Upgrade in phases—A phased approach is a good way to reduce overall risk to your users and organization. If something goes wrong in phase one, only a portion of users are impacted. Once those initial issues are resolved, you can adjust for them in phase two. However, a phased approach takes time and can lead to disruptions in service and productivity. For example, users in phase one using Win10 may not have access to an old application that the rest of the users on Win7 are still using. The applications used by a particular user should influence when that user is migrated and which other users he or she is migrated with. It might take a while for the dust to settle. Document all the problems reported to create a knowledge base for the service desk to reference with new tickets. Don’t be surprised if an issue is reported months after the upgrade — it can take a while to realize issues with those less frequently used applications.

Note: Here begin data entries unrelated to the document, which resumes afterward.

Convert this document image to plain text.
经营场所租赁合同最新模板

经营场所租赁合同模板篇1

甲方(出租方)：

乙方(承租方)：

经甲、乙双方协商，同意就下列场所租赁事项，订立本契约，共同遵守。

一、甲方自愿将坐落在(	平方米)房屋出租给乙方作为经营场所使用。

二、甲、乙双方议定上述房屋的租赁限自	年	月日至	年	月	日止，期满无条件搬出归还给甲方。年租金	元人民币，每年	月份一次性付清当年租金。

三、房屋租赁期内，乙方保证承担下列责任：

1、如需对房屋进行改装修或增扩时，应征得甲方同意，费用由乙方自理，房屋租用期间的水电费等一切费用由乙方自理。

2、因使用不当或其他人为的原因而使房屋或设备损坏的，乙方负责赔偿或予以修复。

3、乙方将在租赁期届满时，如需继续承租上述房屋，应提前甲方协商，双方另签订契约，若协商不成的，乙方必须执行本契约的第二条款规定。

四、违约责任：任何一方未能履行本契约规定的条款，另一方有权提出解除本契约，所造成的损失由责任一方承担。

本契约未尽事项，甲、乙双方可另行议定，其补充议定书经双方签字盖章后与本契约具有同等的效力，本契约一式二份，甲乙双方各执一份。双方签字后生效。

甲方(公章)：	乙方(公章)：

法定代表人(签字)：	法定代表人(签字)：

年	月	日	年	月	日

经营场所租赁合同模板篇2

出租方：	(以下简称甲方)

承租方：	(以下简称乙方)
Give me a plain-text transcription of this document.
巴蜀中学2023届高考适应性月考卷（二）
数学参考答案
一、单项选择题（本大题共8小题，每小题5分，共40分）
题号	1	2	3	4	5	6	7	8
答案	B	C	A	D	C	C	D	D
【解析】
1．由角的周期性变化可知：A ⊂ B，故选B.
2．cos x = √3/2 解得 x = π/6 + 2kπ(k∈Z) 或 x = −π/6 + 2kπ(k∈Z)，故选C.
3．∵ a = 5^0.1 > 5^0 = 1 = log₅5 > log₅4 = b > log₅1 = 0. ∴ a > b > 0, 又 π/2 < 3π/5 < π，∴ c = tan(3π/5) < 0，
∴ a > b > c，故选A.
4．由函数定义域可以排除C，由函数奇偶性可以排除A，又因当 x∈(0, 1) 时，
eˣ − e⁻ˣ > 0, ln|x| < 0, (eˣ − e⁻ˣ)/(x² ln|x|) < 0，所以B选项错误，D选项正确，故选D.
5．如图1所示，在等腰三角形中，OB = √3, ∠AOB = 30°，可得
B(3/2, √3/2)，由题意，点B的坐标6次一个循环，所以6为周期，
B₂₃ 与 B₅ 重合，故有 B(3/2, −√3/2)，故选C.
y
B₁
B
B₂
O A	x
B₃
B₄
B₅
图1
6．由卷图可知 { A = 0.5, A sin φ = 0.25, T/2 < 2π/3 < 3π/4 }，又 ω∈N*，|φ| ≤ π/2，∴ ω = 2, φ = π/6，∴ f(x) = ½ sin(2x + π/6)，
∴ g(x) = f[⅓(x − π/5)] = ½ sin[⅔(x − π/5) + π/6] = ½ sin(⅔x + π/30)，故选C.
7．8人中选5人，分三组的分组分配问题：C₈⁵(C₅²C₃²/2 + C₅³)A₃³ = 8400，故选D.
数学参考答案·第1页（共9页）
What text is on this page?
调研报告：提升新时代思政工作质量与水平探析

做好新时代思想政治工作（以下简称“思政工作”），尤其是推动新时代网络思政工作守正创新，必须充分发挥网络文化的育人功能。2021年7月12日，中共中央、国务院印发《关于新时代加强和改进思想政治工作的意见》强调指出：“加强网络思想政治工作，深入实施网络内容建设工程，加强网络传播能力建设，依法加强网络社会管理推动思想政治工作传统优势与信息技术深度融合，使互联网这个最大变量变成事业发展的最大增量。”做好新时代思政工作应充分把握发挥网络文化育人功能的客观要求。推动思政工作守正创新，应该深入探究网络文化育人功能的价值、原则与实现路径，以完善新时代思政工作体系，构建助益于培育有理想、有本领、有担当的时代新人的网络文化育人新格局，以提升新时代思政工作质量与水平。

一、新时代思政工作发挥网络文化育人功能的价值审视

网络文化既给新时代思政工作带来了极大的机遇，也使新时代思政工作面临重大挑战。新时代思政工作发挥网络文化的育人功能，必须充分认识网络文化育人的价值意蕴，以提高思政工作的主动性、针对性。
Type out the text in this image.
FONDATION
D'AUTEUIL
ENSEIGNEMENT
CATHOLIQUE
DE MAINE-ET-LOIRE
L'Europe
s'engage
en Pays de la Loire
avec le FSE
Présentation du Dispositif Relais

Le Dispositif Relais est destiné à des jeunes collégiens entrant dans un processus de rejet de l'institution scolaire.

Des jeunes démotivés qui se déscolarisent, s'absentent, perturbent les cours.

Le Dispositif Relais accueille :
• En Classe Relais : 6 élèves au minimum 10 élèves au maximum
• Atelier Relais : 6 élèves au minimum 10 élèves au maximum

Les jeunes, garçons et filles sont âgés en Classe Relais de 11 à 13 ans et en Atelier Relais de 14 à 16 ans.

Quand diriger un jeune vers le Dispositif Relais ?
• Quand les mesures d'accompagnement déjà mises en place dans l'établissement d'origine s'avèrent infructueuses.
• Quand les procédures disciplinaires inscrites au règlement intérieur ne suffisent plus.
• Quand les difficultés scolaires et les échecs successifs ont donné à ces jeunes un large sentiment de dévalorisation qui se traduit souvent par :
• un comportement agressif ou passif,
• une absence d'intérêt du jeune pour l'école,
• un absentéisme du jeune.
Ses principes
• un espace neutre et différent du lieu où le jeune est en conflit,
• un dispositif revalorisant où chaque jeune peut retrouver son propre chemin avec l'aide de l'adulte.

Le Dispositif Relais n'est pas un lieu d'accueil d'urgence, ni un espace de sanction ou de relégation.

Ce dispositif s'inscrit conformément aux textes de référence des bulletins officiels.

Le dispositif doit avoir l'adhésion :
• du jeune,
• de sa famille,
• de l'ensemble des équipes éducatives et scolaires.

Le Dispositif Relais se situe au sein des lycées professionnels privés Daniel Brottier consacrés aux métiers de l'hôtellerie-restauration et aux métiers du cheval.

Budget for the expense—Organizations should budget in the short-term for the added expense of the new OS, but should also plan on cost savings in the long-term. The short-term costs include not just the licenses, but the labor hours required for the upgrade, the hours required to develop and provide training to end-users and IT staff, the time lost from normal operations due to the need to attend training, outage and downtime costs and expenses, testing and pilot costs, and any additional unforeseen expenses. That may seem like a significant total short-term cost, but with an improved security posture, the likelihood of ransomware attacks and other data breaches is significantly reduced — saving organizations the expense, headache, and damage to their reputation.
The benefits of transitioning to the Windows 10 platform far outweigh the potential drawbacks of sticking with an obsolete system like Windows 7. Win10 is more secure, more efficient, and more cost effective, as the OS is still receiving official support from the vendor. Upgrading may feel like a daunting challenge, but with proper planning, deliberate changes, and sufficient training in place, the growing pains will be minimized and your organization will soon reap the benefits of the more modern platform.
Whether your agency is investing in thick clients, a virtual desktop infrastructure or upgrading each machine individually, make a plan, discuss the challenges with your provider, and do the job right the first time, even if it does take a little longer for full conversion — it will be worth the time and effort.
Vasili Ikonomidis is the senior program manager and service desk manager at NetCentrics Corp.